Por/Fidel Campo Sánchez A vista de Berode
Comienza el día luctuoso del Viernes Santo y desde muy temprano se oirá por todas la calles de la ciudad, el desfile incesante de las gentes que confluirán hacia la Madrugada en la Plaza de San Francisco. Allí es esperada anhelantemente la aparición del Cristo de La Laguna, clavado en la Cruz, porque la devoción a esta bella imagen del Crucificado es también una de las que más hondo arraigo tienen el corazón de los tinerfeños y canarios en general.
 Fragmento Programa década de los 50: colección La Laguna Ahora A las cuatro en punto de la madrugada saldrá el Señor de La Laguna y bajo un respetuoso silencio, aparecerá ante aquella muchedumbre ilusionado y bendiciendo a todos. Marcha junto al Trono del Señor, la Pontificia Real y Venerable Esclavitud, disputándose el honor de permanecer ¡siquiera un instante a su lado!.
El secreto de esta devoción es ciertamente inexplicable, pues, se dan cita los que se alejan, los indiferentes, los pobres, los desdichados, los humildes, los acomodados, los pudientes, los impedidos que sin embargo jamás han dejado de hacer puntualmente su visita al Cristo todos los viernes del año en su Santuario. En ese Convento de San Miguel de las Victorias en el que estuvo sepultado el conquistador de Tenerife. Santuario del Cristo de La Laguna, con su torre, sus campanas, su cuartel de Artillería de Montaña, que no es solo un santuario lagunero, sino que lo es de toda la Isla, que se enreda a los píes del Cristo como esa pasionaria que antiguamente trepaba en torno a su Cruz de Madera, propia de la Madrugada, ya que todo, absolutamente todo, gira alrededor de esa venerada imagen.
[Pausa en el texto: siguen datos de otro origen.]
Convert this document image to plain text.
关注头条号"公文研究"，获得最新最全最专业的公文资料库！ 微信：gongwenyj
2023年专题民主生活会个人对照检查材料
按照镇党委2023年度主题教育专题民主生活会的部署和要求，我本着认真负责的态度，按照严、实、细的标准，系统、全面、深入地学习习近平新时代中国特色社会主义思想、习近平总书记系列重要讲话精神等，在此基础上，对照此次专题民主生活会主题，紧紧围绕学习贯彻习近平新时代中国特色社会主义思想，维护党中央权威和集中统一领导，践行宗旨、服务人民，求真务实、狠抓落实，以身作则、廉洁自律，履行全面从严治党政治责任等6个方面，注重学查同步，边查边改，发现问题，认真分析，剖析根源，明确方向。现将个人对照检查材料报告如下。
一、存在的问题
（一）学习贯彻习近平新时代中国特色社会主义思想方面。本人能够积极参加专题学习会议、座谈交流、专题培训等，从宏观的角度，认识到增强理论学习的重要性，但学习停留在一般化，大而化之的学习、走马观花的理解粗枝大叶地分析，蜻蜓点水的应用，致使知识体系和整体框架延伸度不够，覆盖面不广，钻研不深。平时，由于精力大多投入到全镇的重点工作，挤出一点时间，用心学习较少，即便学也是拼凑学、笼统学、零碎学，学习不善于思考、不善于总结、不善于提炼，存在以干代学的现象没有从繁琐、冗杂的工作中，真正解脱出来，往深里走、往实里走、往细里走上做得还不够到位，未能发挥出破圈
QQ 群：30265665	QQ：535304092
En esta procesión no hay cohetes, ni campanas, solo las luces de las promesas y las velas de los Esclavos, que iluminan la oscuridad de la noche, acompañando al Cristo que con la Dolorosa, San Juan y la Magdalena dan vida y ritmo a las calles, en las que miles de personas, rezan, observan y miran su paso. Hasta hay un momento en que al subir el Cristo por la calle La Carrera, sonaba la Banda de Música Municipal, hoy desaparecida por políticas anticulturales, que inundaba el amanecer con el tradicional ”Adiós a la Vida”, mientras el cielo se iba tiñendo de azul de la amanecida. Los pajarillos alborotados revolotean en la vieja Plaza, piando con insistencia… Es el momento en que las voces del Coro del Orfeón La Paz, rompen de nuevo el silencio hecho música y elevan una plegaria al Señor.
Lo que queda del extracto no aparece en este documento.